También dirá que no le importa que yo esté leyendo. Yo me distraigo mirando, dirá para que
no me sienta incómodo, pero me señalará el mercante que se dirige al puerto, el
salto de un pez, que algunos hacen cabriolas, chuleando, el vuelo de alguna sombrilla
que el levante ha raptado, lo ridículos que somos todos, hombres y mujeres,
cuando corremos medio desnudos en busca de algo; una sombrilla, un chapuzón,
una pelota de tenis…No leo muchos páginas, es verdad, pero es bonito estar en
esas dos realidades, la que está impresa en la que leo por ejemplo; “Dejado de la mano de la ira/ aquí me ves,
perfecto abandonado, / mascando soledad y deshojado,/ temblando ante el otoño
que suspira” (J.J. Vélez, El sonido
de la rueca) y la que está a la vista. Las olas se encargan
de ponerle música al tópico y no se sabe por qué razón relaja tanto ese rumor,
esa nana como de caracola que canta el mar. Seguramente el niño que fuimos está
deseando manifestarse y lo hace así, para que lo arrullen, para ser salvados.

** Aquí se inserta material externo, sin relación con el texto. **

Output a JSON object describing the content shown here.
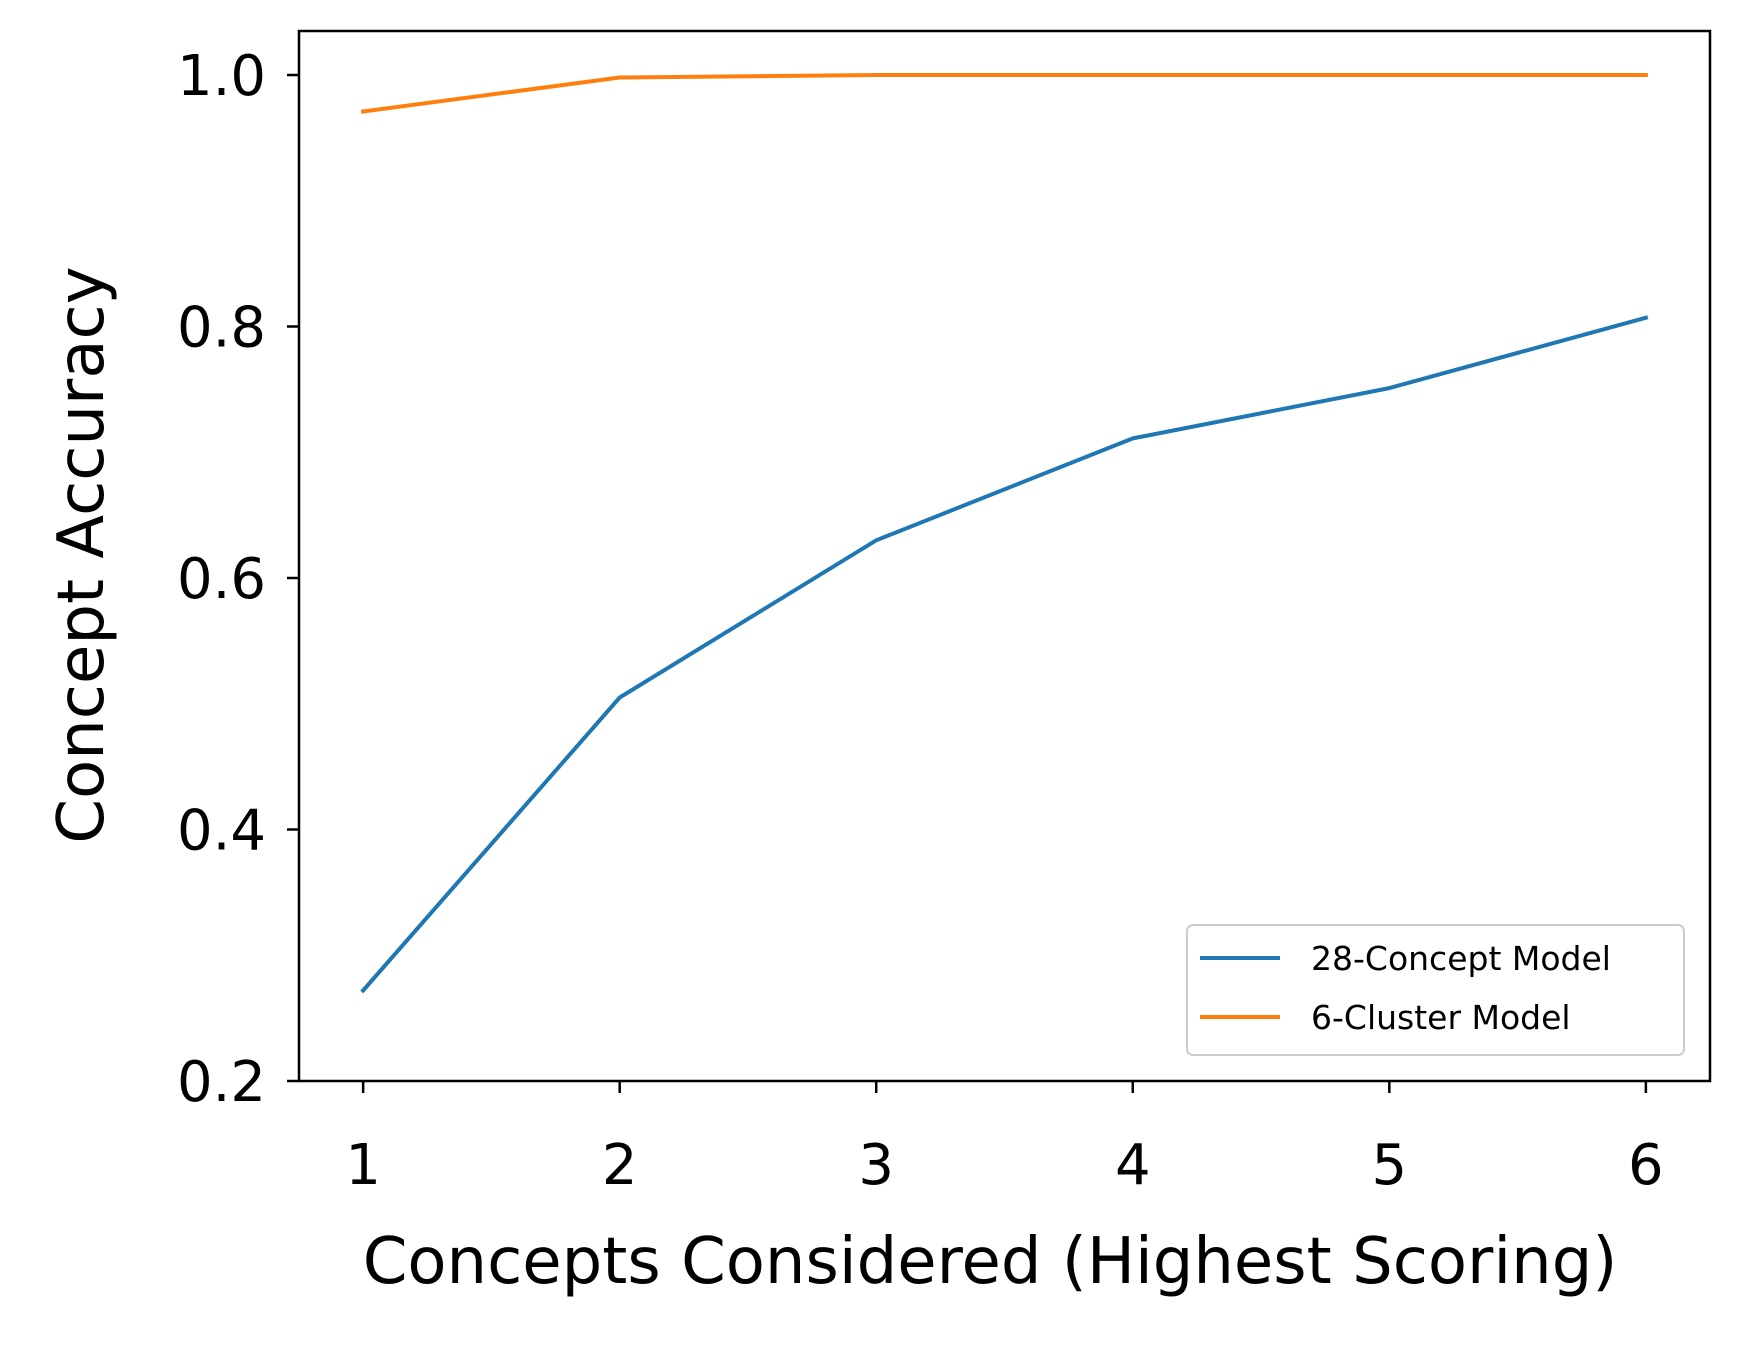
{
  "chart_data": {
    "type": "line",
    "title": "",
    "xlabel": "Concepts Considered (Highest Scoring)",
    "ylabel": "Concept Accuracy",
    "x": [
      1,
      2,
      3,
      4,
      5,
      6
    ],
    "xticks": [
      "1",
      "2",
      "3",
      "4",
      "5",
      "6"
    ],
    "yticks": [
      "0.2",
      "0.4",
      "0.6",
      "0.8",
      "1.0"
    ],
    "ytick_values": [
      0.2,
      0.4,
      0.6,
      0.8,
      1.0
    ],
    "xlim": [
      0.75,
      6.25
    ],
    "ylim": [
      0.2,
      1.035
    ],
    "grid": false,
    "legend_position": "lower-right",
    "series": [
      {
        "name": "28-Concept Model",
        "color": "#1f77b4",
        "values": [
          0.272,
          0.505,
          0.63,
          0.711,
          0.751,
          0.807
        ]
      },
      {
        "name": "6-Cluster Model",
        "color": "#ff7f0e",
        "values": [
          0.971,
          0.998,
          1.0,
          1.0,
          1.0,
          1.0
        ]
      }
    ]
  }
}
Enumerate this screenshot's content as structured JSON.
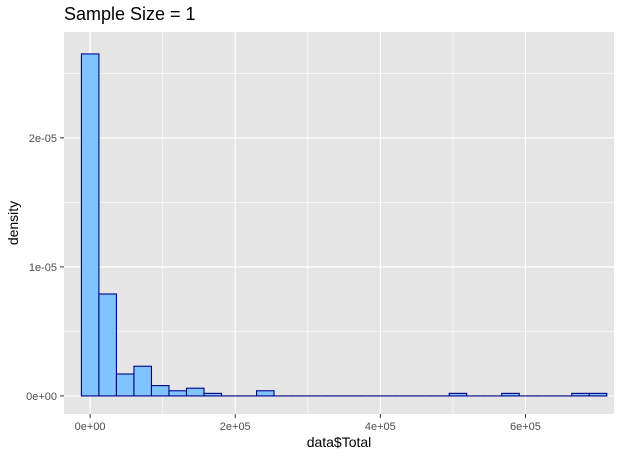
{
  "chart_data": {
    "type": "bar",
    "subtype": "histogram",
    "title": "Sample Size = 1",
    "xlabel": "data$Total",
    "ylabel": "density",
    "bin_width": 24137,
    "bin_starts": [
      -12000,
      12137,
      36274,
      60411,
      84548,
      108685,
      132822,
      156959,
      181096,
      205233,
      229370,
      253507,
      277644,
      301781,
      325918,
      350055,
      374192,
      398329,
      422466,
      446603,
      470740,
      494877,
      519014,
      543151,
      567288,
      591425,
      615562,
      639699,
      663836,
      687973
    ],
    "values": [
      2.65e-05,
      7.9e-06,
      1.7e-06,
      2.3e-06,
      8e-07,
      4e-07,
      6e-07,
      2e-07,
      0,
      0,
      4e-07,
      0,
      0,
      0,
      0,
      0,
      0,
      0,
      0,
      0,
      0,
      2e-07,
      0,
      0,
      2e-07,
      0,
      0,
      0,
      2e-07,
      2e-07
    ],
    "xlim": [
      -36000,
      722000
    ],
    "ylim": [
      -1.4e-06,
      2.82e-05
    ],
    "x_ticks": [
      0,
      200000,
      400000,
      600000
    ],
    "x_tick_labels": [
      "0e+00",
      "2e+05",
      "4e+05",
      "6e+05"
    ],
    "y_ticks": [
      0,
      1e-05,
      2e-05
    ],
    "y_tick_labels": [
      "0e+00",
      "1e-05",
      "2e-05"
    ],
    "grid": true,
    "colors": {
      "panel": "#e5e5e5",
      "grid": "#ffffff",
      "fill": "#80c4ff",
      "outline": "#00008b"
    }
  }
}
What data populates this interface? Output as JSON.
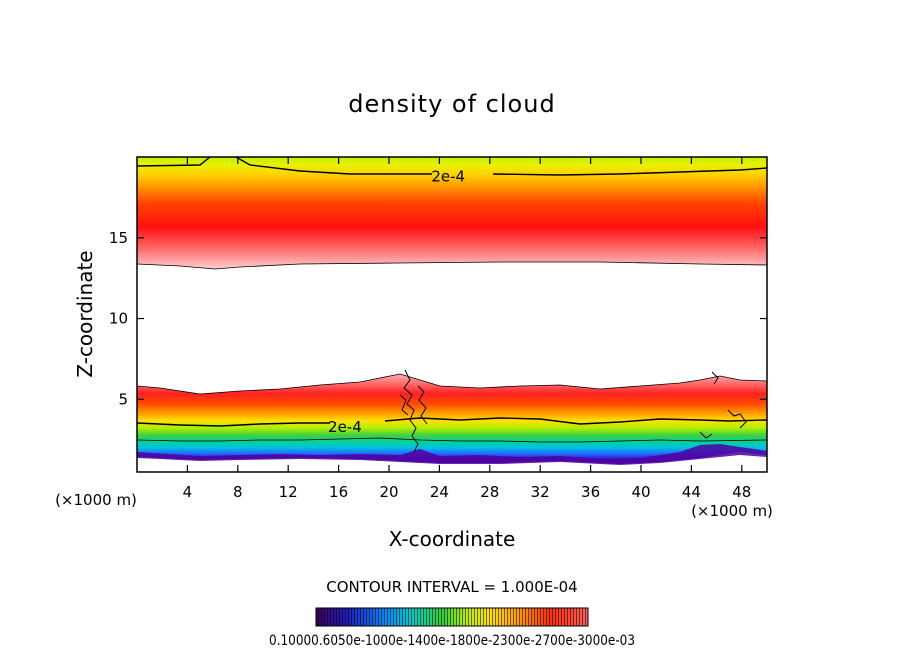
{
  "chart_data": {
    "type": "heatmap",
    "title": "density of cloud",
    "xlabel": "X-coordinate",
    "ylabel": "Z-coordinate",
    "x_unit_label": "(×1000 m)",
    "y_unit_label": "(×1000 m)",
    "xlim": [
      0,
      50
    ],
    "ylim": [
      0.5,
      20
    ],
    "x_ticks": [
      4,
      8,
      12,
      16,
      20,
      24,
      28,
      32,
      36,
      40,
      44,
      48
    ],
    "y_ticks": [
      5,
      10,
      15
    ],
    "contour_interval_text": "CONTOUR INTERVAL = 1.000E-04",
    "contour_labels": [
      {
        "text": "2e-4",
        "x": 24.7,
        "z": 18.8
      },
      {
        "text": "2e-4",
        "x": 16.5,
        "z": 3.3
      }
    ],
    "colorbar_labels_text": "0.10000.6050e-1000e-1400e-1800e-2300e-2700e-3000e-03",
    "colors": {
      "high": "#ff2000",
      "mid": "#ffe000",
      "green": "#40d040",
      "cyan": "#00c0e0",
      "blue": "#2040ff",
      "low": "#6000a0",
      "faint": "#ffb0b0"
    }
  }
}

El niño que fuimos puede terminar creyendo en la existencia de marcianos y en
la existencia de dios, cualquier cosa menos la soledad espantosa de tentar el
absurdo. Ya decía el otro que la religión es la infancia de la humanidad.
No me gusta tanto que hable con todo el mundo, que la pareja
de amigos que vende sus dulces (cuñas, carmelas, pasteles…) tirando de un carro
hagan todas las tardes su tertulia con ella. Cada tarde la misma pregunta sobre
cómo anda la venta y cada tarde el mismo suspiro resignado de la amiga dulcera
que dice que fatal y la voluntad optimista de su marido que opina que unos
metros más allá, por donde se ve todavía algún niño haciendo castillos de
arena, seguramente van a vender bastante, y la mirada de su mujer, como
diciendo; veremos a ver…
Alterno la lectura vespertina en la playa con un par de
baños. Observamos a algún muchacho nadando contracorriente, como nosotros en la
vida, y yo me animo y me lanzo al agua y nado como puedo, con toses, asfixias,
espumarajos…el muchacho se deslizaba plácidamente sobre las aguas, se podría
haber levantado y caminar sobre ellas como Jesucristo, y uno, maldita sea, parece que esté ahogándose o retozando como
los bebés y los perros cuando se les mete en las piscinas.
El otro día no hice el tonto (vaya, ole tú) y en lugar de
competir con los tritones recuperé una costumbre de mi niñez, antes de que una
otitis horrible me impidiera meter las orejas bajo el agua, y me puse en cruz,
flotando y dejándome llevar por la marea y por la corriente. Hacía tanto que no
me dejaba llevar, al menos sobrio, por la corriente, tanto tiempo resistiendo a
los vientos de la vida, como en la copla, que se me vinieron a la cabeza
algunos pensamientos sombríos. Pensaba, por ejemplo, que no estaría mal morirse
así, en cruz (otra vez como el hippi) pero sin sufrimientos. Ir quedándose
dormido hasta entrar en esa catalepsia y ya, finito.
Enseguida pensé en ella, que tendría que hacer uso de la
llamada de emergencia del móvil porque me parece que no tiene saldo, y llamar a
médicos, ambulancias, policías…una feria. Y ya se me quitaron las ganas de
morir así, de interrumpir con la muerte la plácida lentitud con que la tarde
iba cayendo.
Y cuando cae ya la tarde y se derrama la luz por sus
confines, plegamos las butacas, recogemos la basurilla que ha generado nuestra
presencia y lanzamos una última mirada al poema que está escribiendo el
crepúsculo. Necesitándonos más, cada día necesitamos menos.